Contacté à ce sujet, le lieutenant reconnait plutôt que les professionnels de la presse ont besoin d’être accompagné en technique de couverture d’événements officiels mais il nie avoir interdit qui que ce soit d’accéder au gouvernorat : « les militaires ont leur responsabilités professionnelles. Ils travaillent selon les instructions reçue et en ce sens, les journalistes doivent avoir un sens coopératif et non faire preuve d’excès de zèles (…) » lance-t-il tout en soulignat qu’il n’a jamais donné cet ordre et pour preuve, certains parmi eux ont couvert récemment des événements au gouvernorat.
« je pense que nous avons la charge d’accompagner et d’outiller davantage nos collaborateurs de la presse sur les technique de couvertures d’événements (…) » réagit le porte-parole
Responsabilité partagée
Cet incident montre que la responsabilité dans cette affaire est partagée entre les autorités militaires, les journalistes et les organisateurs de l’événement. Les journalistes, même s’ils ont un rôle fondamental à jouer, doivent également faire preuve de professionnalisme dans des situations de forte tension. Cependant, leur responsabilité ne saurait justifier la violence à leur encontre, qui relève exclusivement de l’inaction ou du mauvais comportement des forces de sécurité. En outre, les autorités militaires doivent impérativement revoir leur approche et leur formation afin de mieux protéger les journalistes et leur permettre d’exercer leur métier en toute sécurité, même dans des contextes de crise.
Les organisateurs de l’événement, en l’occurrence ceux en charge du protocole, portent une large part de responsabilité dans la mauvaise gestion de la coordination. Une organisation déficiente, notamment dans la gestion de l’afflux de journalistes, a amplifié la confusion et a mené à la bousculade, créant ainsi un contexte où les forces de sécurité ont réagi de manière disproportionnée.
Pour Charlie Omba, journaliste et Directrice du média en ligne Ituri.cd, il est crucial que les autorités militaires renforcent leur sensibilisation à la protection des journalistes : « Il est nécessaire que les autorités militaires et les responsables de l’état de siège organisent des sessions de sensibilisation et de formation pour leurs collaborateurs sur la protection des journalistes et des défenseurs des droits humains », a-t-elle déclaré.
Il est impératif que cet incident serve de leçon aux autorités, aux forces de sécurité et aux journalistes eux-mêmes. Si l’on souhaite garantir une presse libre et indépendante en Ituri, des mesures immédiates doivent être prises pour sensibiliser et former adéquatement les militaires, ainsi que pour améliorer l’organisation des protocoles lors des événements officiels. Les journalistes, quant à eux, doivent être protégés contre toute forme de violence et d’intimidation afin qu’ils puissent continuer leur travail en toute sécurité, sans crainte de représailles.
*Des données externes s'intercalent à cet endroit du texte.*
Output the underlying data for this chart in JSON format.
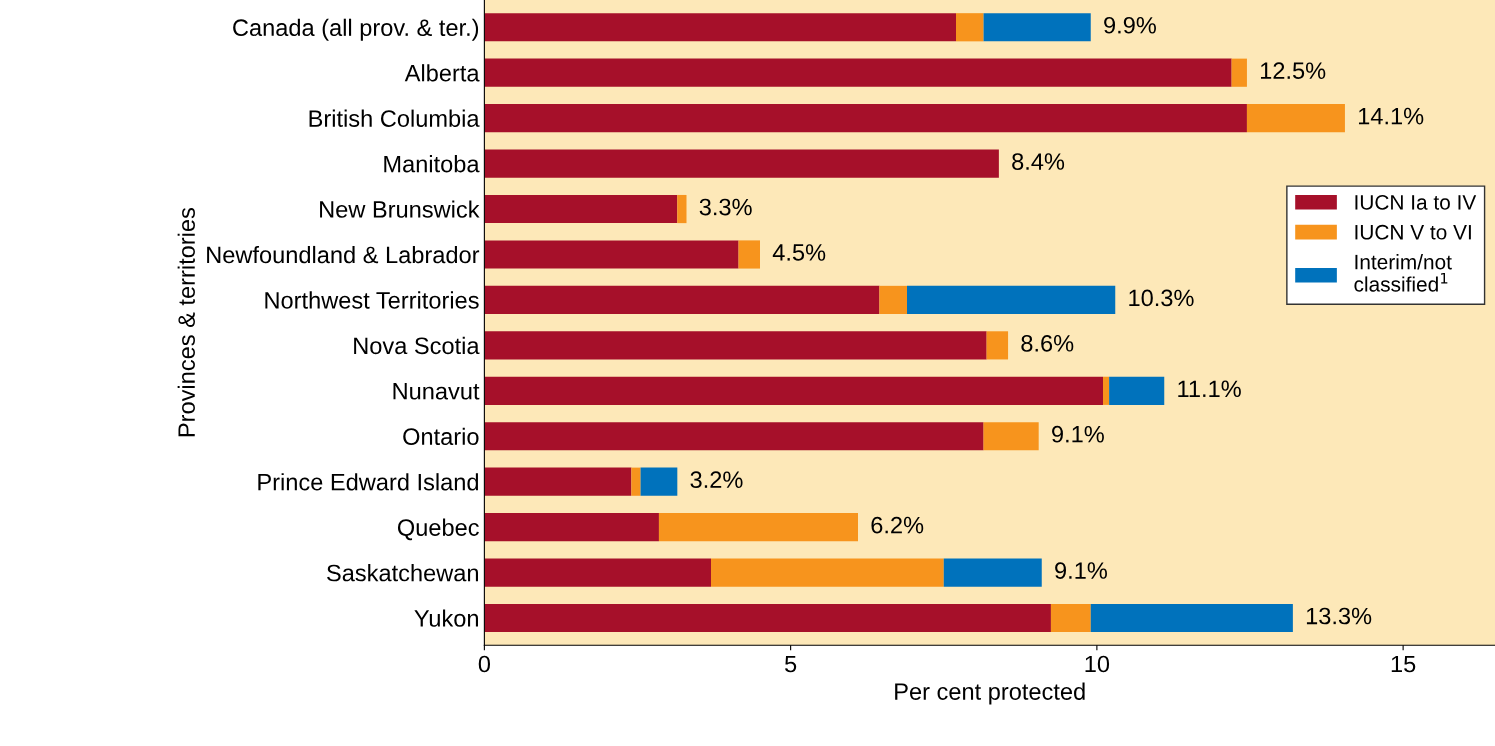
{
  "chart_data": {
    "type": "bar",
    "orientation": "horizontal",
    "stacked": true,
    "categories": [
      "Canada (all prov. & ter.)",
      "Alberta",
      "British Columbia",
      "Manitoba",
      "New Brunswick",
      "Newfoundland & Labrador",
      "Northwest Territories",
      "Nova Scotia",
      "Nunavut",
      "Ontario",
      "Prince Edward Island",
      "Quebec",
      "Saskatchewan",
      "Yukon"
    ],
    "series": [
      {
        "name": "IUCN Ia to IV",
        "color": "#a6102a",
        "values": [
          7.7,
          12.2,
          12.45,
          8.4,
          3.15,
          4.15,
          6.45,
          8.2,
          10.1,
          8.15,
          2.4,
          2.85,
          3.7,
          9.25
        ]
      },
      {
        "name": "IUCN V to VI",
        "color": "#f7941d",
        "values": [
          0.45,
          0.25,
          1.6,
          null,
          0.15,
          0.35,
          0.45,
          0.35,
          0.1,
          0.9,
          0.15,
          3.25,
          3.8,
          0.65
        ]
      },
      {
        "name": "Interim/not\nclassified$^{1}$",
        "color": "#0072bc",
        "values": [
          1.75,
          null,
          null,
          null,
          null,
          null,
          3.4,
          null,
          0.9,
          null,
          0.6,
          null,
          1.6,
          3.3
        ]
      }
    ],
    "totals": [
      "9.9%",
      "12.5%",
      "14.1%",
      "8.4%",
      "3.3%",
      "4.5%",
      "10.3%",
      "8.6%",
      "11.1%",
      "9.1%",
      "3.2%",
      "6.2%",
      "9.1%",
      "13.3%"
    ],
    "xlim": [
      0,
      16.5
    ],
    "xticks": [
      0,
      5,
      10,
      15
    ],
    "xlabel": "Per cent protected",
    "ylabel": "Provinces & territories",
    "legend": "right",
    "grid": false
  }
}
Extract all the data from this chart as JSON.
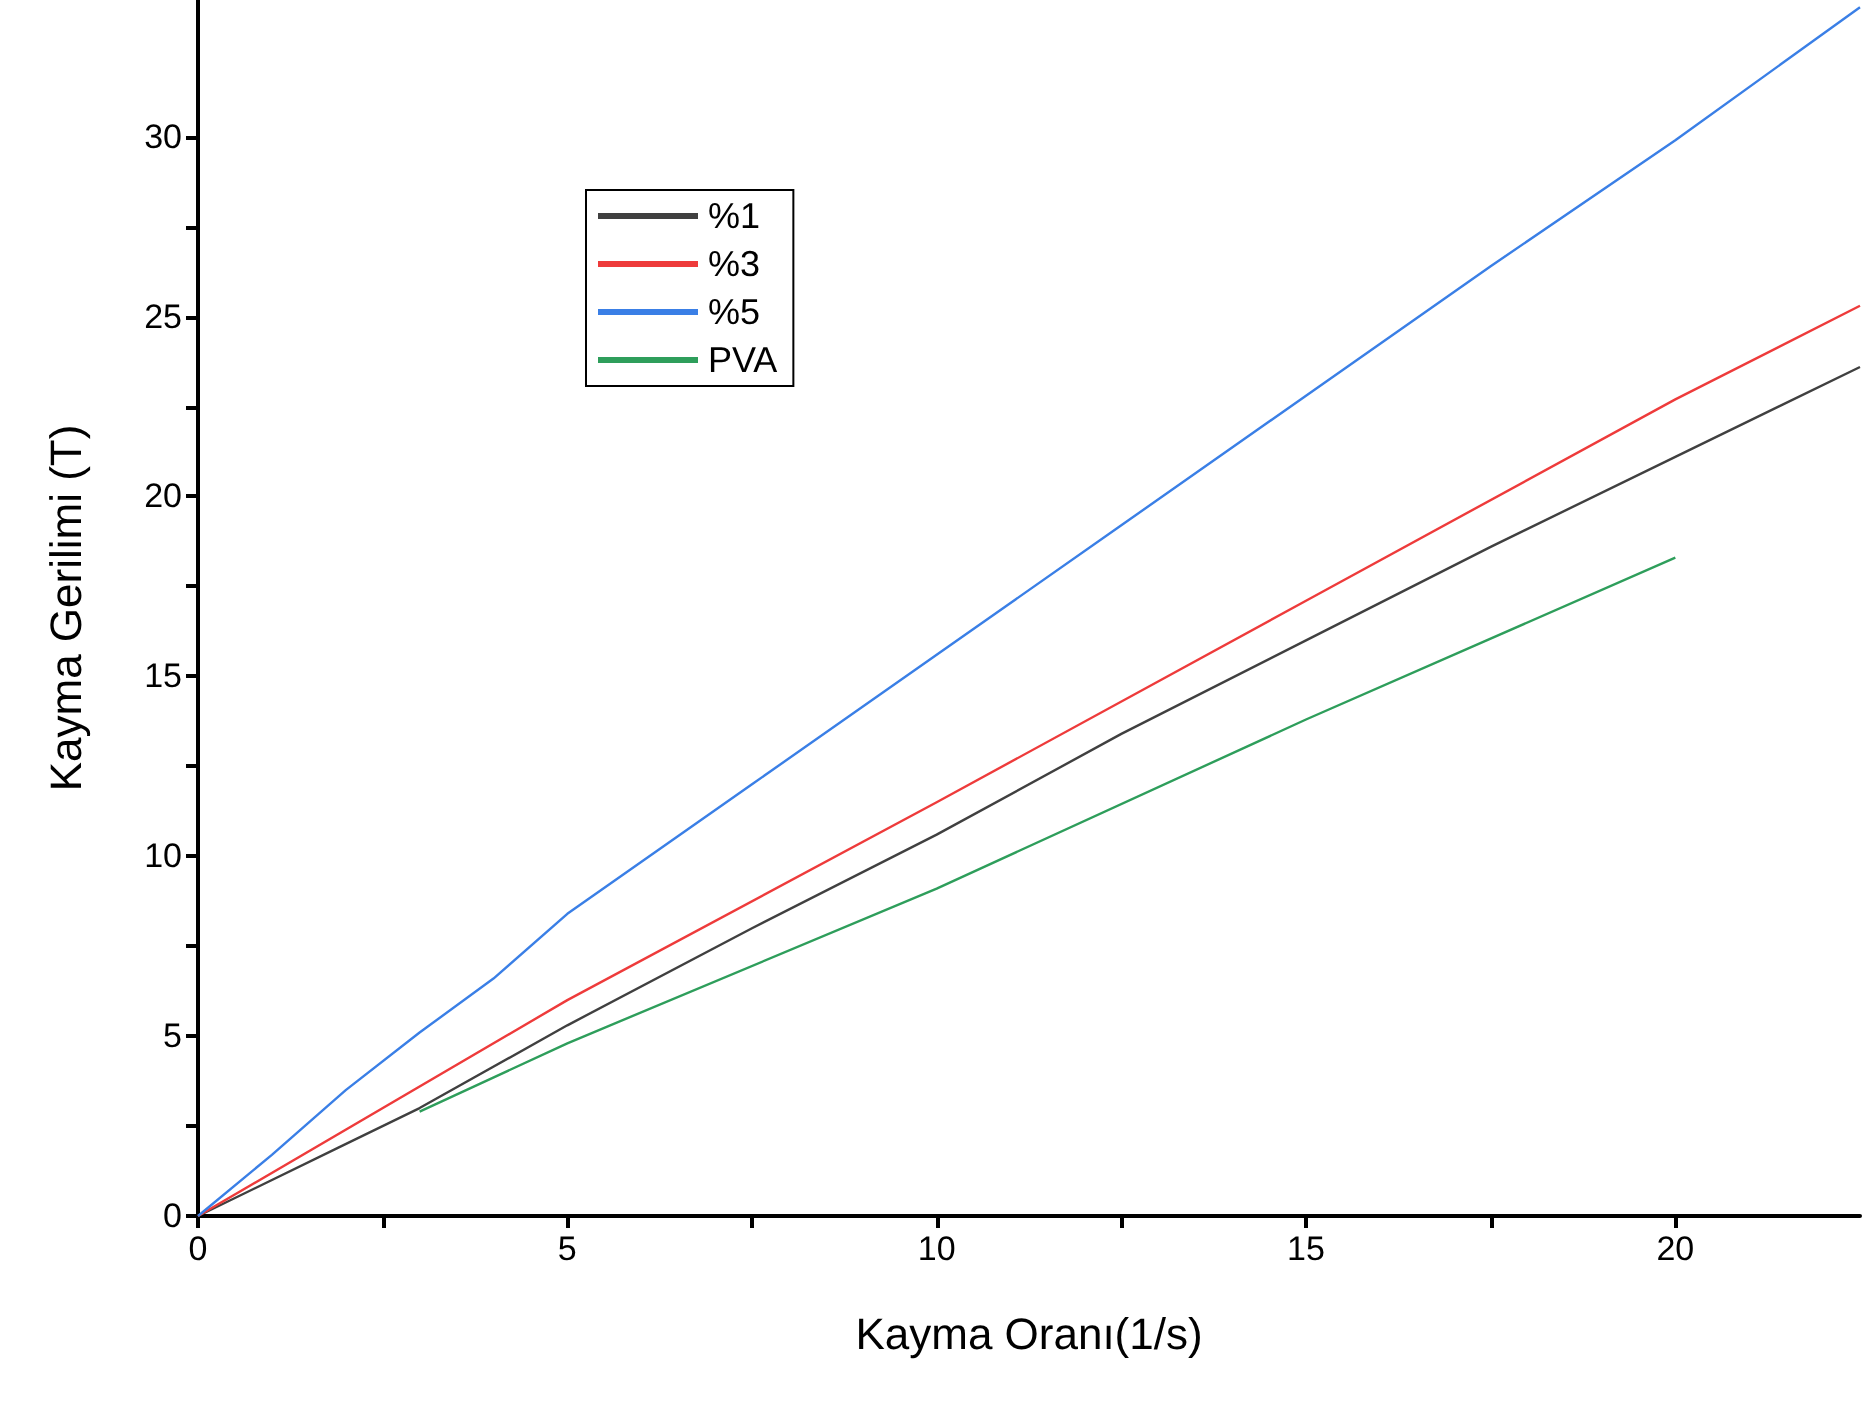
{
  "chart_data": {
    "type": "line",
    "xlabel": "Kayma Oranı(1/s)",
    "ylabel": "Kayma Gerilimi (T)",
    "xlim": [
      0,
      22.5
    ],
    "ylim": [
      0,
      33.8
    ],
    "xticks": [
      0,
      {
        "value": 2.5,
        "label": null
      },
      5,
      {
        "value": 7.5,
        "label": null
      },
      10,
      {
        "value": 12.5,
        "label": null
      },
      15,
      {
        "value": 17.5,
        "label": null
      },
      20
    ],
    "yticks": [
      0,
      {
        "value": 2.5,
        "label": null
      },
      5,
      {
        "value": 7.5,
        "label": null
      },
      10,
      {
        "value": 12.5,
        "label": null
      },
      15,
      {
        "value": 17.5,
        "label": null
      },
      20,
      {
        "value": 22.5,
        "label": null
      },
      25,
      {
        "value": 27.5,
        "label": null
      },
      30
    ],
    "grid": false,
    "legend": "top left",
    "marker": "none",
    "line_style": "solid",
    "series": [
      {
        "name": "%1",
        "color": "#404040",
        "x": [
          0,
          1.9,
          3,
          5,
          7.5,
          10,
          12.5,
          15,
          17.5,
          20,
          22.5
        ],
        "values": [
          0,
          1.9,
          3.0,
          5.3,
          8.0,
          10.6,
          13.4,
          16.0,
          18.6,
          21.1,
          23.6
        ]
      },
      {
        "name": "%3",
        "color": "#ee3b3b",
        "x": [
          0,
          5,
          10,
          15,
          20,
          22.5
        ],
        "values": [
          0,
          6.0,
          11.5,
          17.1,
          22.7,
          25.3
        ]
      },
      {
        "name": "%5",
        "color": "#3a7fe6",
        "x": [
          0,
          1,
          2,
          3,
          4,
          5,
          7.5,
          10,
          12.5,
          15,
          17.5,
          20,
          22.5
        ],
        "values": [
          0,
          1.7,
          3.5,
          5.1,
          6.6,
          8.4,
          12.0,
          15.6,
          19.2,
          22.8,
          26.4,
          29.9,
          33.6
        ]
      },
      {
        "name": "PVA",
        "color": "#2e9e5b",
        "x": [
          3,
          5,
          10,
          15,
          20
        ],
        "values": [
          2.9,
          4.8,
          9.1,
          13.8,
          18.3
        ]
      }
    ]
  }
}
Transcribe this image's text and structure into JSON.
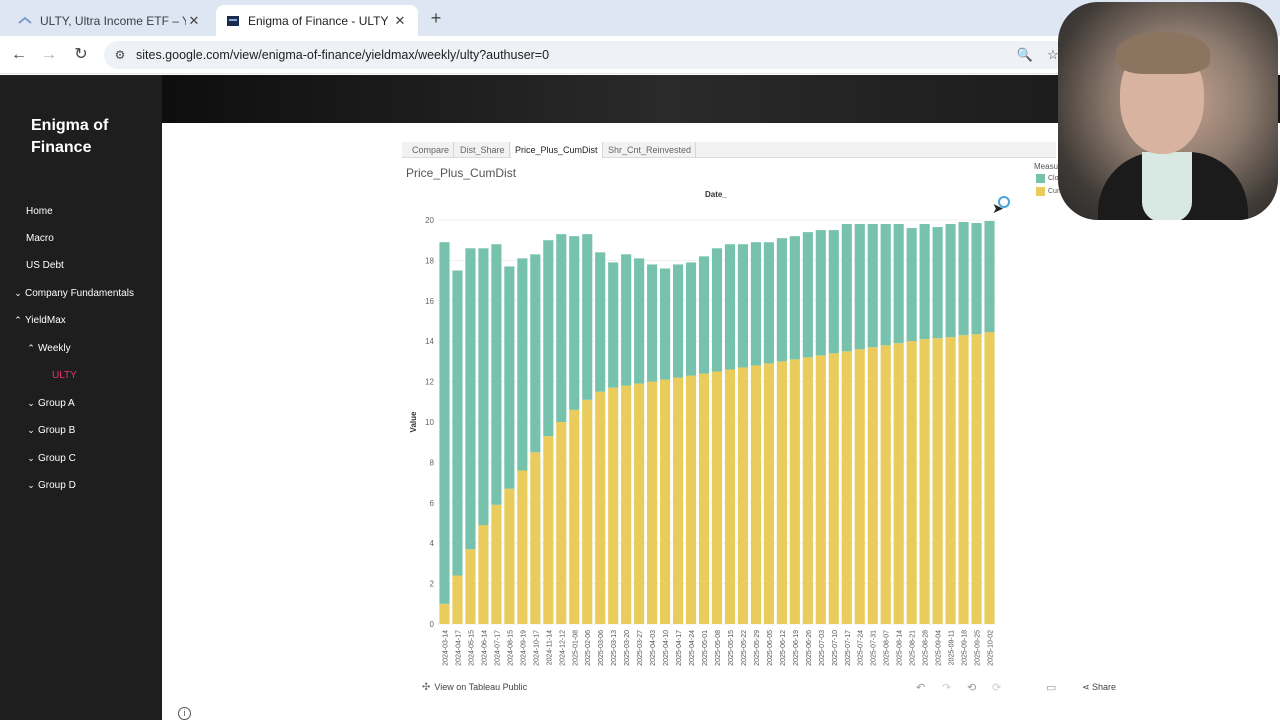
{
  "browser": {
    "tabs": [
      {
        "title": "ULTY, Ultra Income ETF – YieldMax",
        "active": false
      },
      {
        "title": "Enigma of Finance - ULTY",
        "active": true
      }
    ],
    "url": "sites.google.com/view/enigma-of-finance/yieldmax/weekly/ulty?authuser=0"
  },
  "site": {
    "brand": "Enigma of Finance",
    "nav": [
      {
        "label": "Home",
        "chevron": ""
      },
      {
        "label": "Macro",
        "chevron": ""
      },
      {
        "label": "US Debt",
        "chevron": ""
      },
      {
        "label": "Company Fundamentals",
        "chevron": "v"
      },
      {
        "label": "YieldMax",
        "chevron": "^"
      },
      {
        "label": "Weekly",
        "chevron": "^"
      },
      {
        "label": "ULTY",
        "chevron": "",
        "active": true
      },
      {
        "label": "Group A",
        "chevron": "v"
      },
      {
        "label": "Group B",
        "chevron": "v"
      },
      {
        "label": "Group C",
        "chevron": "v"
      },
      {
        "label": "Group D",
        "chevron": "v"
      }
    ]
  },
  "viz": {
    "tabs": [
      "Compare",
      "Dist_Share",
      "Price_Plus_CumDist",
      "Shr_Cnt_Reinvested"
    ],
    "selected_tab": "Price_Plus_CumDist",
    "title": "Price_Plus_CumDist",
    "column_header": "Date_",
    "legend_title": "Measu",
    "legend_items": [
      {
        "label": "Clos",
        "color": "#76c2ac"
      },
      {
        "label": "Cumu",
        "color": "#e9cc5c"
      }
    ],
    "footer_link": "View on Tableau Public",
    "share_label": "Share"
  },
  "chart_data": {
    "type": "bar",
    "stacked": true,
    "ylabel": "Value",
    "ylim": [
      0,
      20
    ],
    "yticks": [
      0,
      2,
      4,
      6,
      8,
      10,
      12,
      14,
      16,
      18,
      20
    ],
    "grid": true,
    "legend": "top-right",
    "categories": [
      "2024-03-14",
      "2024-04-17",
      "2024-05-15",
      "2024-06-14",
      "2024-07-17",
      "2024-08-15",
      "2024-09-19",
      "2024-10-17",
      "2024-11-14",
      "2024-12-12",
      "2025-01-08",
      "2025-02-06",
      "2025-03-06",
      "2025-03-13",
      "2025-03-20",
      "2025-03-27",
      "2025-04-03",
      "2025-04-10",
      "2025-04-17",
      "2025-04-24",
      "2025-05-01",
      "2025-05-08",
      "2025-05-15",
      "2025-05-22",
      "2025-05-29",
      "2025-06-05",
      "2025-06-12",
      "2025-06-19",
      "2025-06-26",
      "2025-07-03",
      "2025-07-10",
      "2025-07-17",
      "2025-07-24",
      "2025-07-31",
      "2025-08-07",
      "2025-08-14",
      "2025-08-21",
      "2025-08-28",
      "2025-09-04",
      "2025-09-11",
      "2025-09-18",
      "2025-09-25",
      "2025-10-02"
    ],
    "tick_labels": [
      "2024-03-14",
      "2024-04-17",
      "2024-05-15",
      "2024-06-14",
      "2024-07-17",
      "2024-08-15",
      "2024-09-19",
      "2024-10-17",
      "2024-11-14",
      "2024-12-12",
      "2025-01-08",
      "2025-02-06",
      "2025-03-06",
      "2025-03-13",
      "2025-03-20",
      "2025-03-27",
      "2025-04-03",
      "2025-04-10",
      "2025-04-17",
      "2025-04-24",
      "2025-05-01",
      "2025-05-08",
      "2025-05-15",
      "2025-05-22",
      "2025-05-29",
      "2025-06-05",
      "2025-06-12",
      "2025-06-19",
      "2025-06-26",
      "2025-07-03",
      "2025-07-10",
      "2025-07-17",
      "2025-07-24",
      "2025-07-31",
      "2025-08-07",
      "2025-08-14",
      "2025-08-21",
      "2025-08-28",
      "2025-09-04",
      "2025-09-11",
      "2025-09-18",
      "2025-09-25",
      "2025-10-02"
    ],
    "series": [
      {
        "name": "Cumu",
        "color": "#e9cc5c",
        "values": [
          1.0,
          2.4,
          3.7,
          4.9,
          5.9,
          6.7,
          7.6,
          8.5,
          9.3,
          10.0,
          10.6,
          11.1,
          11.5,
          11.7,
          11.8,
          11.9,
          12.0,
          12.1,
          12.2,
          12.3,
          12.4,
          12.5,
          12.6,
          12.7,
          12.8,
          12.9,
          13.0,
          13.1,
          13.2,
          13.3,
          13.4,
          13.5,
          13.6,
          13.7,
          13.8,
          13.9,
          14.0,
          14.1,
          14.15,
          14.2,
          14.3,
          14.35,
          14.45
        ]
      },
      {
        "name": "Clos",
        "color": "#76c2ac",
        "values": [
          17.9,
          15.1,
          14.9,
          13.7,
          12.9,
          11.0,
          10.5,
          9.8,
          9.7,
          9.3,
          8.6,
          8.2,
          6.9,
          6.2,
          6.5,
          6.2,
          5.8,
          5.5,
          5.6,
          5.6,
          5.8,
          6.1,
          6.2,
          6.1,
          6.1,
          6.0,
          6.1,
          6.1,
          6.2,
          6.2,
          6.1,
          6.3,
          6.2,
          6.1,
          6.0,
          5.9,
          5.6,
          5.7,
          5.5,
          5.6,
          5.6,
          5.5,
          5.5
        ]
      }
    ]
  }
}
Cet incident montre l’importance de la formation et de la coordination dans des événements impliquant des autorités publiques et des journalistes. L’absence de préparation et de gestion adéquate des foules et des journalistes peut conduire à des situations de chaos, où la sécurité des journalistes est mise en danger.
Le rôle des forces de sécurité est de maintenir l’ordre tout en respectant les droits fondamentaux, mais dans cet incident, la réaction violente des militaires témoigne d’un manque de respect pour le rôle crucial des journalistes dans une démocratie. Le manque d’action concrète après l’incident envoie également un message inquiétant : celui de l’impunité face aux violences exercées à l’encontre des journalistes.